If you are a patient who is unsatisfied with the decisions made by Medicare in regards to your treatment options, you may request a redetermination. The process of redetermination implies a review of the initial claim decisions by a Medicare Administrative Contractor who was not involved in the initial claim. Sometimes Medicare may deny claims, this can be frustrating but always remember claimants have 120 days from the date they receive their claim determination to file an appeal, or, redetermination request. There are two ways claimants may file a Medicare redetermination form.
First, patients may fill out a downloadable form, CMS-20027 and file it with the particular Medicare Administrative Contractor (MAC) who made the original decision; this information may be obtained from the MSN or the RA. The second option available to claimants includes filing a typed or written request containing their name, Medicare Health Insurance Claim number, specific services needing to be readdressed, service date, the signature of beneficiary or beneficiary’s representative and a brief paragraph why the claimant disagrees with the Medicare Administrative Contractors initial determination. Make sure to include all of the necessary documents supporting your position in your Medicare redetermination form.

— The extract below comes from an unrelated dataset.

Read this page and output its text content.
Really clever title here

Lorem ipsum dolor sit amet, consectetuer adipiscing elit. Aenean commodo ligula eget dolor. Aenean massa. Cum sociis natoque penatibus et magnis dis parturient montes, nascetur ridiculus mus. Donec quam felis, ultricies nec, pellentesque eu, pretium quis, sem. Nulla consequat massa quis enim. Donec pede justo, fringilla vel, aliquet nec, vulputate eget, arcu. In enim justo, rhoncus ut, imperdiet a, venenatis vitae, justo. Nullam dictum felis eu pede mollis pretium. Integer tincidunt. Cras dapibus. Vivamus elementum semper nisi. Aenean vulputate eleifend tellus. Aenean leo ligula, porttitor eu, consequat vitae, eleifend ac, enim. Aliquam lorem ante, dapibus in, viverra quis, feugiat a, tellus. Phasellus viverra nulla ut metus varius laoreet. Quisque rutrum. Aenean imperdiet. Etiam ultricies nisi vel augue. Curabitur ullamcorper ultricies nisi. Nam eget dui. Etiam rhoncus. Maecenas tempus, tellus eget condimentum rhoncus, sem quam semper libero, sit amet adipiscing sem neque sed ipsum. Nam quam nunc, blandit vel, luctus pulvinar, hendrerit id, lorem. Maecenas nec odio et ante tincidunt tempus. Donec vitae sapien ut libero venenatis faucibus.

Filing the Medicare redetermination form is claimant’s first step in the appeals process for filing grievances about claim determinations. A MAC can reject these requests if the claimant fails to file the appropriate paperwork within the allotted period of time (120 days), or if they find a lack of evidence for the good cause of late filing.
Those whose Medicare redetermination forms are dismissed by a certified administrative contractor may dispute the determination by requesting that a Qualified Independent Contractor review the MAC’s reasons for dismissal. Claimants also have the option to request that contractors vacate the dismissal on appropriate grounds.
Essentially, there are five levels to the Medicare Part A and B appeals process, these are:
If the beneficiary decides they are unsatisfied with the redetermination decision, they may file a Medicare reconsideration form with a qualified independent contractor, or QIC. Appellants have 180 days from the date they receive their written redetermination decision to file their Medicare reconsideration form.
Initially, Medicare recipients will be notified of their redetermination decision through a Medicare summary or redetermination notice within the mail. Once Medicare recipients receive this notice, they may file a Medicare reconsideration form following the instructions located on the summary notice.
The Medicare reconsideration form may be filed with a QIC using one of two methods. Firstly, claimants can download the CMS-20033 form, or, they may file a typed/written request containing their name, insurance claim number, services to be reconsidered, the signed name of the beneficiary; include the written name of the Medicare Administrative Contractor who made the redetermination decision.
Be sure to also include any documentation that supports your reasoning as to why the redetermination decision made by the MAC is incorrect. Lastly, include a copy of your Medicare summary notice and Remittance advice along with your Medicare reconsideration form to the appropriate QIC.
If your Medicare claim is not accepted for various reasons don’t worry as it is possible to submit a corrected claim. The Fiscal Intermediary Shared System, or, FISS for short, is a system where possible errors in claims are identified. If your claim contains errors like missing information, otherwise known as an RTP, you can file a corrected claim. Return to Provider (RTP) errors are the only errors eligible for a claim correction. Other errors like medically denied line items must be remedied using the appeals process.
There are a few common reasons why a claimant’s appeal may be rejected. One of those reasons is the treatment requested is not medically necessary. Basically, this means is that claimants must prove their medical provider thinks the recommended approach to treatment is a medical necessity. Providing supporting evidence showing a treatment as a Medical necessity is best met with a written letter by your doctor stating the reasons why this treatment is needed.
Another common reason appeals are rejected is because the treatment requested is experimental. Although experimental medical treatments may be covered, the claimant must prove: that it is a medical necessity, less expensive than the standard treatment, the only treatment that will work and is a procedure that’s been covered in the past for other patients.
Lastly, lack of payment is another common reason why claims are rejected. If your claim was denied because of lack of payment on your policy you can write a formal letter explaining why the payment wasn’t made and make the necessary payments.